Looking ahead, the project team plans to present their work at academic conferences and aims to diversify the team’s expertise further. The overarching objective is to enhance the visibility and interconnectedness of projects, while also welcoming external contributions for the initiative’s continual refinement and expansion.
Thomas: It sounds like the project adopts a holistic approach to experimenting with and integrating the functionality of a wide range of tools and methods (e.g., mapping, data visualization). How do you see tools like ARCH fitting into the project and research services more broadly? What tools and methods have you used in combination with ARCH?
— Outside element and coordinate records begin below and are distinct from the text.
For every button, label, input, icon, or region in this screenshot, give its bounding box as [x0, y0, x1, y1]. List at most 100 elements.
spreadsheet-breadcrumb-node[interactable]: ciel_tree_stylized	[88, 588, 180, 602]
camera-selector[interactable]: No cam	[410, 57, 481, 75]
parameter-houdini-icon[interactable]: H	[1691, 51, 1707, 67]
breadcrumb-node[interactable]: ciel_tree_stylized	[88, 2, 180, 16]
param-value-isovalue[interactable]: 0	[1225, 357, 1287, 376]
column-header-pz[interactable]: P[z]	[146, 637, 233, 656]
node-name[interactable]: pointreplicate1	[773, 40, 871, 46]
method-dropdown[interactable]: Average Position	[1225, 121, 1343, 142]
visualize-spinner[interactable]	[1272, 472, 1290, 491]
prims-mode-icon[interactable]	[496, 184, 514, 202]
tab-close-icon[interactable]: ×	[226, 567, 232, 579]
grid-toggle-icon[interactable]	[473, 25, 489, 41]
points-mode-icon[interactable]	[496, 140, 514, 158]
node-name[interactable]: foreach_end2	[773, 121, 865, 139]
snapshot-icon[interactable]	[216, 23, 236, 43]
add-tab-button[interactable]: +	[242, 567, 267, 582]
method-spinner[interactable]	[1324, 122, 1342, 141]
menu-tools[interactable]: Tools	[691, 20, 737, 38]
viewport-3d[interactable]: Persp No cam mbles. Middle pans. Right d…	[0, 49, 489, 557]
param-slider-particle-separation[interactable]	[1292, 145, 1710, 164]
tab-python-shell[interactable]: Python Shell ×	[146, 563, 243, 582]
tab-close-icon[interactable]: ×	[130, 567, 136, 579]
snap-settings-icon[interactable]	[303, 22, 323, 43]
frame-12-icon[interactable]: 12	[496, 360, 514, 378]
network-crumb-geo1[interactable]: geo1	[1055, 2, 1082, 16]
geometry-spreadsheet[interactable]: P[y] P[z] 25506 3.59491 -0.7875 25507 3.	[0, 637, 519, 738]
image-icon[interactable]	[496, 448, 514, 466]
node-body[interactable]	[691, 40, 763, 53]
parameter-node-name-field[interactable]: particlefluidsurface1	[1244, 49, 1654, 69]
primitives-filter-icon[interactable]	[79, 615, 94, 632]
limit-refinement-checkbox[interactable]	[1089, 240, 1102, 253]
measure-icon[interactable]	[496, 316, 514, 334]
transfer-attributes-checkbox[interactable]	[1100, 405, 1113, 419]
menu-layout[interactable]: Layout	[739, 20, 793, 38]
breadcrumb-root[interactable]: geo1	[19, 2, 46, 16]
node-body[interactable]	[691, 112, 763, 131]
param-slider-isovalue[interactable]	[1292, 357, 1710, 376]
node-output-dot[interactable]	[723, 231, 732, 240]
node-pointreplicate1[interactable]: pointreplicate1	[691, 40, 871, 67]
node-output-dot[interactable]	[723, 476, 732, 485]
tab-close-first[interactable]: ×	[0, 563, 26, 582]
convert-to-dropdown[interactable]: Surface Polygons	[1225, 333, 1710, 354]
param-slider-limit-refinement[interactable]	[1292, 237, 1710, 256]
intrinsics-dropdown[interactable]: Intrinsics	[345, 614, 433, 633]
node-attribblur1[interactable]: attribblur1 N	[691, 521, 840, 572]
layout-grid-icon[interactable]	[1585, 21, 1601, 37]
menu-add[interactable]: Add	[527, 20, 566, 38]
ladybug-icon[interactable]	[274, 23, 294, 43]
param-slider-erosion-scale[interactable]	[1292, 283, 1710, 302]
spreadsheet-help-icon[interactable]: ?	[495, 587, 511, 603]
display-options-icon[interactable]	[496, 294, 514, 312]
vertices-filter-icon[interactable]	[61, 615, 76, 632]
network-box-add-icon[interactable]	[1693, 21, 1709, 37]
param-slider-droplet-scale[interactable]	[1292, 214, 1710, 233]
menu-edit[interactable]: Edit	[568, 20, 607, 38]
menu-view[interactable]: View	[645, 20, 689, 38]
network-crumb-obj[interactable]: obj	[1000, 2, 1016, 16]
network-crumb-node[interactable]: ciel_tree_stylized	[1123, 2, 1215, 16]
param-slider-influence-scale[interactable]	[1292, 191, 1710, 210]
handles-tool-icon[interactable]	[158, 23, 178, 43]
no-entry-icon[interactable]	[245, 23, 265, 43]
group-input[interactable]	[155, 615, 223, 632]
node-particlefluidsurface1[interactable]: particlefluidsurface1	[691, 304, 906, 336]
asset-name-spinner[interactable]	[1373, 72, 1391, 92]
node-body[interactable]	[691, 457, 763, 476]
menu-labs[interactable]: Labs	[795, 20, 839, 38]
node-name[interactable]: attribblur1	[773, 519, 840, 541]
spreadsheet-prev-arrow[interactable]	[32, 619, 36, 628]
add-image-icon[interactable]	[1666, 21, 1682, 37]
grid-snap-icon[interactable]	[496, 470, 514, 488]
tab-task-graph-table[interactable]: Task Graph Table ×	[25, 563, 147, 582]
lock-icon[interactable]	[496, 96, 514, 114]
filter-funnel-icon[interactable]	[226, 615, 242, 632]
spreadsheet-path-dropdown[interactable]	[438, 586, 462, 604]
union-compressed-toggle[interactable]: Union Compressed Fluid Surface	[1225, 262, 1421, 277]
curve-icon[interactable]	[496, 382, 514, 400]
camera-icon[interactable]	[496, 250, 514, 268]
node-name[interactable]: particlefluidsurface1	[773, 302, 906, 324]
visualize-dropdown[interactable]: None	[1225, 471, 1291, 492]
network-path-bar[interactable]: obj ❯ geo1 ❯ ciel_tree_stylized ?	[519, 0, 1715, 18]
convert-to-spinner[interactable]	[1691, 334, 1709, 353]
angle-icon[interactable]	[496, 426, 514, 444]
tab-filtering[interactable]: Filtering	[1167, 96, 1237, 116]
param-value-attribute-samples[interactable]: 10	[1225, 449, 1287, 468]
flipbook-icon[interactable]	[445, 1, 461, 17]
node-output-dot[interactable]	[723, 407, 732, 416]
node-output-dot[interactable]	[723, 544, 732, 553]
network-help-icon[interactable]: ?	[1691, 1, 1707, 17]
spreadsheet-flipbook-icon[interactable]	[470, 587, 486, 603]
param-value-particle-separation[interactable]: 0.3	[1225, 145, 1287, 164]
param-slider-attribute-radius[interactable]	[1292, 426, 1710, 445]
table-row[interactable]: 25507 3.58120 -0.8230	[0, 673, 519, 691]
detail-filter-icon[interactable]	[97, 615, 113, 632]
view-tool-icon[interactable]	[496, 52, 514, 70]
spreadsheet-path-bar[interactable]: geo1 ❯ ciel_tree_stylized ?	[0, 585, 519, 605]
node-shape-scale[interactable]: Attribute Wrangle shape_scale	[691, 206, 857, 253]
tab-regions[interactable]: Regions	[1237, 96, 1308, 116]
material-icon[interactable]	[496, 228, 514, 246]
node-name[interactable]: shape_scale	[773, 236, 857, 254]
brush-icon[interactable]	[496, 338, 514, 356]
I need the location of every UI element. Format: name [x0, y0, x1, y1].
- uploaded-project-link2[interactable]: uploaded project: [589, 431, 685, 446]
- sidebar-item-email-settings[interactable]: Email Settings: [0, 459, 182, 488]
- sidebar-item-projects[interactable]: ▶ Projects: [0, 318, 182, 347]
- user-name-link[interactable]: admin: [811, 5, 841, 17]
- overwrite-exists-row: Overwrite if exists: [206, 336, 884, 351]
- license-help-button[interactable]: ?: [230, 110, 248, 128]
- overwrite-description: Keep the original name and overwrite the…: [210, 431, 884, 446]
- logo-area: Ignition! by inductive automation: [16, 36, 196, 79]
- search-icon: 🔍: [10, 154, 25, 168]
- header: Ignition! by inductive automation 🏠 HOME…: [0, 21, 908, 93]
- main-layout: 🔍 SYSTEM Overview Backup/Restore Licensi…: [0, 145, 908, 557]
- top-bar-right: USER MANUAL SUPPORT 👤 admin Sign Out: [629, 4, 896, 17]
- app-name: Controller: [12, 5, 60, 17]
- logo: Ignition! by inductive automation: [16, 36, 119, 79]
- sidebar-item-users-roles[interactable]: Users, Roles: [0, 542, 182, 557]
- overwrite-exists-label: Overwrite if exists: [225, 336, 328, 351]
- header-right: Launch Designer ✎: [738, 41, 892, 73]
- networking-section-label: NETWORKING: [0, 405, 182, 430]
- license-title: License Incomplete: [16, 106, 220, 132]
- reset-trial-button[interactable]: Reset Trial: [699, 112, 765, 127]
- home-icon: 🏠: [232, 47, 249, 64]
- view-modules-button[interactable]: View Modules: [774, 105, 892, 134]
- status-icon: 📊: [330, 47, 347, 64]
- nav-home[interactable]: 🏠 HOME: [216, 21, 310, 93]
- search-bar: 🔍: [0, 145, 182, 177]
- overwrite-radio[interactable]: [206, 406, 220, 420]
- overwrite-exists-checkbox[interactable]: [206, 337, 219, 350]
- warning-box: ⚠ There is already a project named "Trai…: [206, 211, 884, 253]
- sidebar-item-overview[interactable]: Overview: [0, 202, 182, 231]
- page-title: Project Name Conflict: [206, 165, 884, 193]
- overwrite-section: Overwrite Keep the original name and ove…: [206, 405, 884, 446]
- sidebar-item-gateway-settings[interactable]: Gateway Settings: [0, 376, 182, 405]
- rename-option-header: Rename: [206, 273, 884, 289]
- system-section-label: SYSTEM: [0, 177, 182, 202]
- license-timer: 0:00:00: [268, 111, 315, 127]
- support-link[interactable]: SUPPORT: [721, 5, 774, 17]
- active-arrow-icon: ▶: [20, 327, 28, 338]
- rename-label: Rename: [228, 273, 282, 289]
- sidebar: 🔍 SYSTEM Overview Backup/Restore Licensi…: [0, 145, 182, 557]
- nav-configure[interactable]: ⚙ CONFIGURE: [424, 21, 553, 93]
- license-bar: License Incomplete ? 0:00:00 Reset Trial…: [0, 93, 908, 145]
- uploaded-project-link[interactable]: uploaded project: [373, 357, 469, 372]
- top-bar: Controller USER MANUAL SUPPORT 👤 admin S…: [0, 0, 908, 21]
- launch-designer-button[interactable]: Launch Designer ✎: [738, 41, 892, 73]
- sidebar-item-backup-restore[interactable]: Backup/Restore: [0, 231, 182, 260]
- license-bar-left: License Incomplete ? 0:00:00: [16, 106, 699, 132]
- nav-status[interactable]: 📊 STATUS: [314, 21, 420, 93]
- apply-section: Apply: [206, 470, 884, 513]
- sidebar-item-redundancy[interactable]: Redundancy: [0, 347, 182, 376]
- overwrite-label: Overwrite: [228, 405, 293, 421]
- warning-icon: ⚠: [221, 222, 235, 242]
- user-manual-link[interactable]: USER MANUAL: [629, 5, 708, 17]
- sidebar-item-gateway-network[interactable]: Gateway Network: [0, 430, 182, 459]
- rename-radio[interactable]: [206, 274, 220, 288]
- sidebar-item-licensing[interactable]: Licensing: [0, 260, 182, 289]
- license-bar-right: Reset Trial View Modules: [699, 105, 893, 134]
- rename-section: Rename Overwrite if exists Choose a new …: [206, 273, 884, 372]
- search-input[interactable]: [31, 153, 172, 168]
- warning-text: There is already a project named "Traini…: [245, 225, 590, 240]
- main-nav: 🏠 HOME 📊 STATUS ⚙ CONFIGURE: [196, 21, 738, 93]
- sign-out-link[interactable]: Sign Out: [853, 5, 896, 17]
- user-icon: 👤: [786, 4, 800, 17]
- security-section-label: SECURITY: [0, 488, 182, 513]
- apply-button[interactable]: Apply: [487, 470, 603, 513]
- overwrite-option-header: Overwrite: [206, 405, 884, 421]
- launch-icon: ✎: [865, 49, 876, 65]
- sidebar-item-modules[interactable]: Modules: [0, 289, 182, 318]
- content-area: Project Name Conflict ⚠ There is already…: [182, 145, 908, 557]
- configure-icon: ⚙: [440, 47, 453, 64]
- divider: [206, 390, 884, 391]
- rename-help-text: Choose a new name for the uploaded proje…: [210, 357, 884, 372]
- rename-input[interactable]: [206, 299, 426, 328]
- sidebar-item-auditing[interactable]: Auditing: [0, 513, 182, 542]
Kevin: ARCH offers faculty and students an invaluable resource for digital scholarship by providing expansive, high-quality datasets. These datasets enable more sophisticated data analytics than typically phone number library encountered in undergraduate pedagogy, revealing patterns and trends that would otherwise remain obscured. Despite the increasing importance of digital humanities, a significant portion of faculty and students lack advanced coding skills. The advent of AI-assisted coding platforms like ChatGPT and GitHub CoPilot has democratized access to programming languages such as Python and JavaScript, facilitating their integration into academic research.
For my work, I employed ChatGPT and CoPilot to further process ARCH datasets derived from a curated sample of 20 websites focused on Black digital and public humanities. Utilizing PyCharm—an IDE freely available for educational purposes—and the CoPilot extension, my coding efficiency improved tenfold.